Getting started, continued | 2023 Jan 8-14
This week I got started on rust-lightning. Picked up an issue, and opened a draft PR. I felt super slow. Rust-lightning is quite a big repository, and I have not really onboarded to a repo of this size before.
I guess I’ve had some similar experiences in the past, but they’d all been pretty brief, and I hadn’t cared much to contribute meaningfully. The work was more or less handed to me, and I took it as it was because to me I was just getting experience.
This time is a bit different. I’m interested and care about this work, so as opposed to just understanding what I need to do and getting it done, I have broader goals in mind.

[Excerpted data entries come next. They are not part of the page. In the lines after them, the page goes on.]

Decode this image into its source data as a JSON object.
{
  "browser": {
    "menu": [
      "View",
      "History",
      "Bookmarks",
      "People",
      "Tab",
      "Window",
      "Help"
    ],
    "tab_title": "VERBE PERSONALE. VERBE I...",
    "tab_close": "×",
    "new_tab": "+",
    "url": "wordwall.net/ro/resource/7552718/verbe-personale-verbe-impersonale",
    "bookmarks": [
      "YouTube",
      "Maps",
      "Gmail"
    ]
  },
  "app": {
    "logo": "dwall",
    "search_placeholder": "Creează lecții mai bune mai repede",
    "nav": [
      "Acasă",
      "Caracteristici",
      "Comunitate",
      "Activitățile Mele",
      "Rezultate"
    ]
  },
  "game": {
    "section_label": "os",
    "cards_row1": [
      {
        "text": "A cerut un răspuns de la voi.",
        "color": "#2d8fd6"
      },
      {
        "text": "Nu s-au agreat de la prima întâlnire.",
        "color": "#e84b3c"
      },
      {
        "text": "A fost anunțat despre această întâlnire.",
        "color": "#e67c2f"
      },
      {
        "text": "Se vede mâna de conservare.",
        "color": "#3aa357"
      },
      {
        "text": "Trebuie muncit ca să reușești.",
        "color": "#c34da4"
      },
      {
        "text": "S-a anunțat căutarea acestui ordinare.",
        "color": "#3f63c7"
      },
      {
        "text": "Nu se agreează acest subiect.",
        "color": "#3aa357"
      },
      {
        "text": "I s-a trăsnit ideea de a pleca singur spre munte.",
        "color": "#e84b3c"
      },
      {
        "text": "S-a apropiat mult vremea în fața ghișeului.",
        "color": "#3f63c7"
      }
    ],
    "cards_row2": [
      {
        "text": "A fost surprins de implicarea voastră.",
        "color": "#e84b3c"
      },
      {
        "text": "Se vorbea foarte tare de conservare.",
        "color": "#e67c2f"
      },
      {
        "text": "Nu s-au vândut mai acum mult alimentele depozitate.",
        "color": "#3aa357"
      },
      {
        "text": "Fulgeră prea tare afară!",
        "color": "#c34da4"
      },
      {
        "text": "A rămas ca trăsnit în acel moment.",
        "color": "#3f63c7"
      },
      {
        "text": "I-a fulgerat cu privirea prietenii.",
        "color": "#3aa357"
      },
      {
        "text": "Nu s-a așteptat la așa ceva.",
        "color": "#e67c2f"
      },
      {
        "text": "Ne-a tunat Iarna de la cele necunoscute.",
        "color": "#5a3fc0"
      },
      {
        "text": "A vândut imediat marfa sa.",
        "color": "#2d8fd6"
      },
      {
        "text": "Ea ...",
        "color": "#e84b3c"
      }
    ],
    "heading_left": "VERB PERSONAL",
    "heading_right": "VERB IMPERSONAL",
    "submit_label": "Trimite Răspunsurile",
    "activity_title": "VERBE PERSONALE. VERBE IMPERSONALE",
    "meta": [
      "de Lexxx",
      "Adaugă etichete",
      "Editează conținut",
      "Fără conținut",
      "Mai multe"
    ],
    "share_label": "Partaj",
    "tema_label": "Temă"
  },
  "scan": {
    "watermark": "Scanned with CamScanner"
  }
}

I want to understand more about the bigger picture and the smaller picture, so I can do work that’s really helpful.
Getting better at open-source
I’ve read a bit about the contribution process to open-source and particularly Bitcoin open-source projects, however even though I’ve read a lot of information, I’m realizing just how true they are from my first-hand experience getting started contributing. Some things I’m learning:
Understanding the bigger picture and why an issue was opened is important for contributing meaningfully. This is the difference between doing work that’s given to you, and scoping out work to aid the overall goals of the project. It’s tough to have a great understanding while starting out on a project, which is why it’s important to start with smaller issues and why it’s even more important to participate in code review.
In the PR I recently opened, I was struggling a lot to understand basically everything about it: if I was looking at the right piece of code, how this piece actually executes what it’s said to, when a user would even use my new addition, etc. I made a basic implementation without even really understanding when/how it would be used besides what’s communicated in the function signature. I am just starting out and trying to contribute, but how can I implement the solution to an issue when I don’t understand when/how it would be used? I felt sort of embarrassed once I realized this, but thankfully the maintainers have been supportive. So, I’m going to participate in more code review, and try to understand more of the why going forward.
In line with this, I’m understanding more why PR review club is a thing. On large projects, it’s difficult to start being helpful because the projects are just so large. You don’t know what’s going on, where everything is, why things are how they are, etc. Code review is a way to provide meaningful context while you start absorbing parts of the code base. Again, I am going to make a greater effort to do more of this.